Sur le point d'arrivée, j'ai le sentiment que nous sommes tous d'accord : nous militons pour la neutralité technologique. Laissons leur chance à tous ceux qui ont les moyens de faire de l'hydrogène bas carbone et arrêtons donc de sortir des seuils de plus en plus bas dans les taxonomies qui fleurissent ici ou là. Une taxonomie verte est en train d'être mise au point à Bruxelles, où l'on parle maintenant de 2,256 kg de CO2 par kilo d'hydrogène. Si je retiens le taux d'émission carbone de la base carbone de l'ADEME, le photovoltaïque ne passe même pas la barre avec ce seuil.

Michel Delpon a cité le projet CertifHy. Cette démarche globale a recueilli un large consensus chez les acteurs européens et à Bruxelles, qui tend à qualifier justement l'hydrogène de « bas carbone » lorsque son empreinte en CO2 est inférieure de 60 % à celle des meilleures technologies disponibles, ce qui équivaut à environ 4 kg de gaz carbonique par kilo d'hydrogène. Rien n'empêche, dans cette catégorie d'hydrogène bas carbone, de définir un hydrogène renouvelable et de lui donner éventuellement une prime.

Laissons exister cette électricité et cet hydrogène bas carbone. Le combat essentiel est le changement climatique et non la promotion du renouvelable à tout va. M. Chassaigne et M. Loiseau se demandaient si les ambitions d'investissement de l'Europe étaient à la hauteur. La filière est parfaitement satisfaite par la stratégie annoncée en matière de soutien gouvernemental, surtout avec la présentation commune des ministres de l'écologie et de l'économie.

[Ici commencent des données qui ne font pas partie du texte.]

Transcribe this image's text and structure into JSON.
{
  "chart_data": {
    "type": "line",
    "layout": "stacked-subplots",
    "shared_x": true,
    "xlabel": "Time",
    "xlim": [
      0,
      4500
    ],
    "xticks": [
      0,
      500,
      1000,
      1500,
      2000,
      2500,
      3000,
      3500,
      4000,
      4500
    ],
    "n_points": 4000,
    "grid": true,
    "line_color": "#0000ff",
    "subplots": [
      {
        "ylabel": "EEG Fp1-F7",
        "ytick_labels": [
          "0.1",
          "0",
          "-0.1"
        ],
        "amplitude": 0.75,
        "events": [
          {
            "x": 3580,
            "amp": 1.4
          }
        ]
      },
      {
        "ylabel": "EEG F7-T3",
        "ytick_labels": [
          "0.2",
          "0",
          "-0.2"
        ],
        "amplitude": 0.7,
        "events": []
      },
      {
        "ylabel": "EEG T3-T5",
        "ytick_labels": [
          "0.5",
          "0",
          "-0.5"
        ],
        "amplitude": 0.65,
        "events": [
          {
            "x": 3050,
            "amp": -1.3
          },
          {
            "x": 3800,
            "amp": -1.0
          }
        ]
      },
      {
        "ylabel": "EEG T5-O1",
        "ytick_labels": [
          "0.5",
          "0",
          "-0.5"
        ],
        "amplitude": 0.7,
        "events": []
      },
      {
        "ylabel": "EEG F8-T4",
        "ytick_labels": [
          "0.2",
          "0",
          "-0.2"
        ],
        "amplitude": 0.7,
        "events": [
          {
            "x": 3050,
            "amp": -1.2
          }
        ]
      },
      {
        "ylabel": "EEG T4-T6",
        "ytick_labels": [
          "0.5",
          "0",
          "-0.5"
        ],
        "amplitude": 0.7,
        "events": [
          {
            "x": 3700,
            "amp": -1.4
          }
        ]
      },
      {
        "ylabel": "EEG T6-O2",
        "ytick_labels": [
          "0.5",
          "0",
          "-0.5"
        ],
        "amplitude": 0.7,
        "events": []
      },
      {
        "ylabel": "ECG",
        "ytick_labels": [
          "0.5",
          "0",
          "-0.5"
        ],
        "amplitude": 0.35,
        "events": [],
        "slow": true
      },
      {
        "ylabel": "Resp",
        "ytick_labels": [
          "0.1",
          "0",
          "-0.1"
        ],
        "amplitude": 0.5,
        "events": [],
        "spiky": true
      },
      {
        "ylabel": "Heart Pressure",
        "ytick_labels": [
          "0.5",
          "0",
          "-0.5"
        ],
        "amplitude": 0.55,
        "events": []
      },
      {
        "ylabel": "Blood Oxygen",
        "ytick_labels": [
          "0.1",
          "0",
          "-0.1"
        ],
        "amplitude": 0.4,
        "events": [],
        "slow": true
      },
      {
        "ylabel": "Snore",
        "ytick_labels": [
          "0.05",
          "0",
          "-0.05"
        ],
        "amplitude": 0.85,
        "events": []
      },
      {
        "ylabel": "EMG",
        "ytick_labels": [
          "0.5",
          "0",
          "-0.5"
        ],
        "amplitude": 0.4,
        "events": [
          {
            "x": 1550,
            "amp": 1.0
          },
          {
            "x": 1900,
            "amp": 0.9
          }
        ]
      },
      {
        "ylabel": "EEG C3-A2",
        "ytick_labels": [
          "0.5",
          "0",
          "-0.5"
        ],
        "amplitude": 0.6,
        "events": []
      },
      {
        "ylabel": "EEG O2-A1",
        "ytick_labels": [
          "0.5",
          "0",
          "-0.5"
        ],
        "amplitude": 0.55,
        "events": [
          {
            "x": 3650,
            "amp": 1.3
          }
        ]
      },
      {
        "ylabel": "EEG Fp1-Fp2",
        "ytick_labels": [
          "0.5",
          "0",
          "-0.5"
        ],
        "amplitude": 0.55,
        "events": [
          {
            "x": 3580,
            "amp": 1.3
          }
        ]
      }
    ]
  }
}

La marche à franchir est considérable. En matière d'électrolyse, McPhy, qui est en bonne position pour devenir le champion français, a produit depuis dix ans 40 mégawatts. Leur capacité de production est entre 100 et 300 mégawatts. Leur objectif est de créer une première gigafactory de 1 000 mégawatts à l'horizon 2024. Une autre gigafactory serait construite trois ans plus tard, en 2027. Si l'on cumule ces capacités de production jusqu'en 2030, cela ne fait pourtant que 10 gigawatts. Je rappelle que l'ambition européenne est de deux fois 40 gigawatts, c'est-à-dire qu'il faut que d'autres producteurs européens se mettent également à bâtir des gigafactories, de façon à produire au moins 40 gigawatts, si ce n'est 80, puisque pour les 40 qui sont implantés dans des pays limitrophes, nous pouvons admettre qu'il s'agira d'électrolyseurs chinois, mais aussi espérer qu'ils soient européens.

On retrouve le taux de 12 à 14 % évoqué pour la part de l'hydrogène dans la consommation finale d'énergie à l'horizon 2050, dans beaucoup de scénarios imaginés par certaines associations environnementales, certains industriels, certains pétroliers ou certains électriciens. Nous allons vers plus d'électrification : la part de l'électricité, qui est actuellement de l'ordre de 20 à 25 % de la consommation finale, devrait passer à 50 ou 60 %. Le reste devra être couvert par du renouvelable et l'hydrogène devrait occuper une part qui, selon les scénarios, se situe entre 10 et 20 %. Un niveau de 15 % semble être raisonnable.

Sur l'avion, je n'ai pas d'avis particulier. Les dirigeants d'Airbus et autres se donnent cinq ans pour mieux définir l'avion et savoir s'il volera à l'hydrogène ou au kérosène. Je laisse donc les spécialistes parler de l'avion. Je conviens qu'au vu de la place de l'aéronautique en Europe en général, en France en particulier, il serait bon que les avions soient propres. Encore une fois, attendons que les spécialistes se prononcent sur le type de carburant qui sera utilisé.